The programme, dated 27 September, sets out the list of actions the Commission will prioritise over the coming twelve months.
According to the draft document, a key focus is the overhaul of the sustainable use of pesticides directive.
The directive, adopted in 2009, aims to reduce the risks and the impacts of pesticide use on human health and the environment but has been criticised for its poor implementation in the majority of member states.
As outlined in the Commission’s flagship food policy, the Farm to Fork strategy, the Commission aims to revise the directive to bring it in line with the objectives of the European Green Deal in a way that helps meet the target of slashing the use and risk of chemical pesticides in half.
The adoption of the revision was originally earmarked for March of next year but, according to the leaked programme, this will now take place in May 2022.
This will follow the publication of a roadmap and the launch of public consultation before November 2021.
The overhaul of the pesticide directive will be included in the framework of a Zero Pollution Package together with the revision of the EU’s air quality legislation.

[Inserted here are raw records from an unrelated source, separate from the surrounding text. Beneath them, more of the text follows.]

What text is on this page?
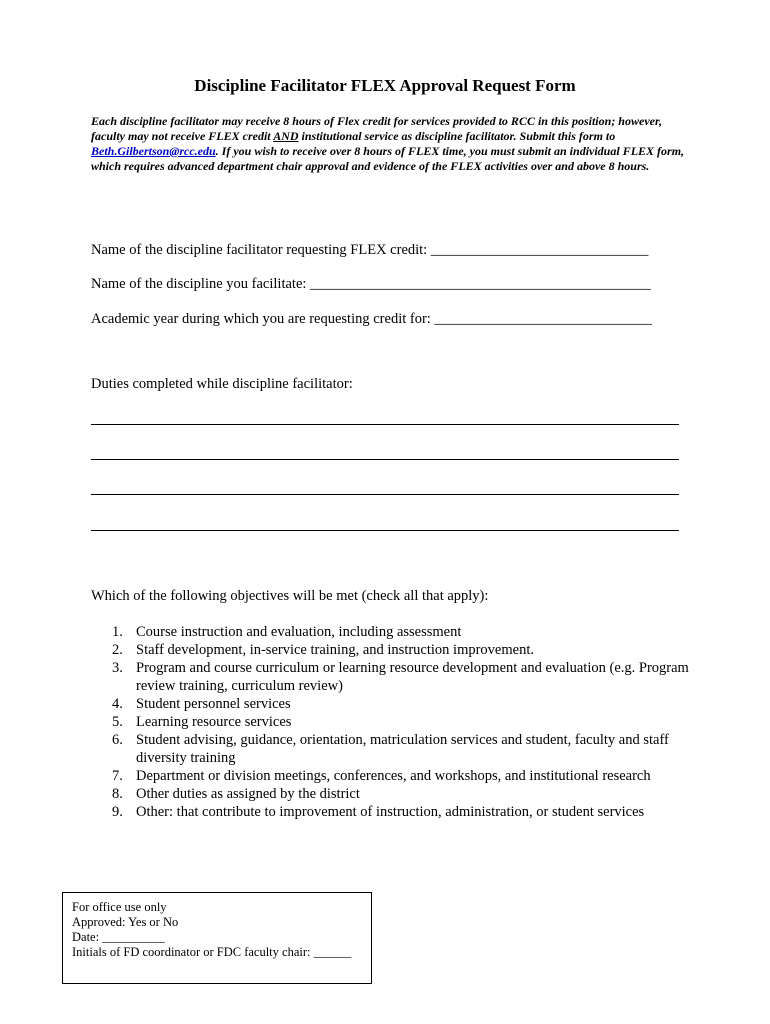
Discipline Facilitator FLEX Approval Request Form
Each discipline facilitator may receive 8 hours of Flex credit for services provided to RCC in this position; however, faculty may not receive FLEX credit AND institutional service as discipline facilitator. Submit this form to Beth.Gilbertson@rcc.edu. If you wish to receive over 8 hours of FLEX time, you must submit an individual FLEX form, which requires advanced department chair approval and evidence of the FLEX activities over and above 8 hours.
Name of the discipline facilitator requesting FLEX credit: ______________________________
Name of the discipline you facilitate: _______________________________________________
Academic year during which you are requesting credit for: ______________________________
Duties completed while discipline facilitator:
Which of the following objectives will be met (check all that apply):
1. Course instruction and evaluation, including assessment
2. Staff development, in-service training, and instruction improvement.
3. Program and course curriculum or learning resource development and evaluation (e.g. Program review training, curriculum review)
4. Student personnel services
5. Learning resource services
6. Student advising, guidance, orientation, matriculation services and student, faculty and staff diversity training
7. Department or division meetings, conferences, and workshops, and institutional research
8. Other duties as assigned by the district
9. Other: that contribute to improvement of instruction, administration, or student services
For office use only
Approved: Yes or No
Date: __________
Initials of FD coordinator or FDC faculty chair: ______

The draft work programme highlights that this is currently “impossible to say” whether this policy initiative will result in a heavier burden on stakeholders given that policy options have not yet been decided on.
However, it concludes that overall, the Commission expects “an increase in the administrative costs.”
“Administrative costs and other costs for the different policy options will be assessed for different stakeholders, including farmers and other economic operators,” the programme reads.
Ways to minimise costs will be explored, the document promises, offering the example of digitalisation.
“Trade-offs between administrative burden for operators and positive health and environmental benefits exist and will be taken into account in the analysis,” it states.
The work programme also lists the proposal of a regulatory framework for the certification of carbon removal as a key priority of 2022, delivering on promises made in the recently published Fit for 55 package.
The draft programme highlights that this is a key instrument for the “scaling up and wider dissemination of the removal of carbon from the atmosphere through both nature-based and technological solutions”.
As it stands, there is currently no targeted policy tool to significantly incentivise carbon removals and the protection of carbon stocks.
However, this has not stopped corporations and some private citizens from buying land-based carbon removals in voluntary carbon markets to compensate for their residual climate footprint.
“Stakeholders are all very demanding for such [a] certification mechanism,” the programme reads, adding that the private sector sees it as a “business opportunity”.
Given that the Commission has earmarked a new carbon removal approach in agriculture to help raise Europe’s climate ambition, this could have wide-ranging effects in the agricultural world
The adoption of the regulatory framework is earmarked for Q3 of 2022.
The Commission also has plans in the works when it comes to packaging, with the revision of the regulation on classification, labelling and packaging (CLP) in line for adoption in May 2022, according to the draft work programme.
This initiative, which aims to implement the EU Chemicals Strategy for sustainability, will aim to include hazard classes for a number of hazardous properties, including endocrine disruption and bioaccumulation.
The programme notes that thanks to the harmonisation of practices across the EU, this move will likely benefit the single market and also offer an advantage to EU companies, who will be ahead of the game if it is subsequently adopted globally.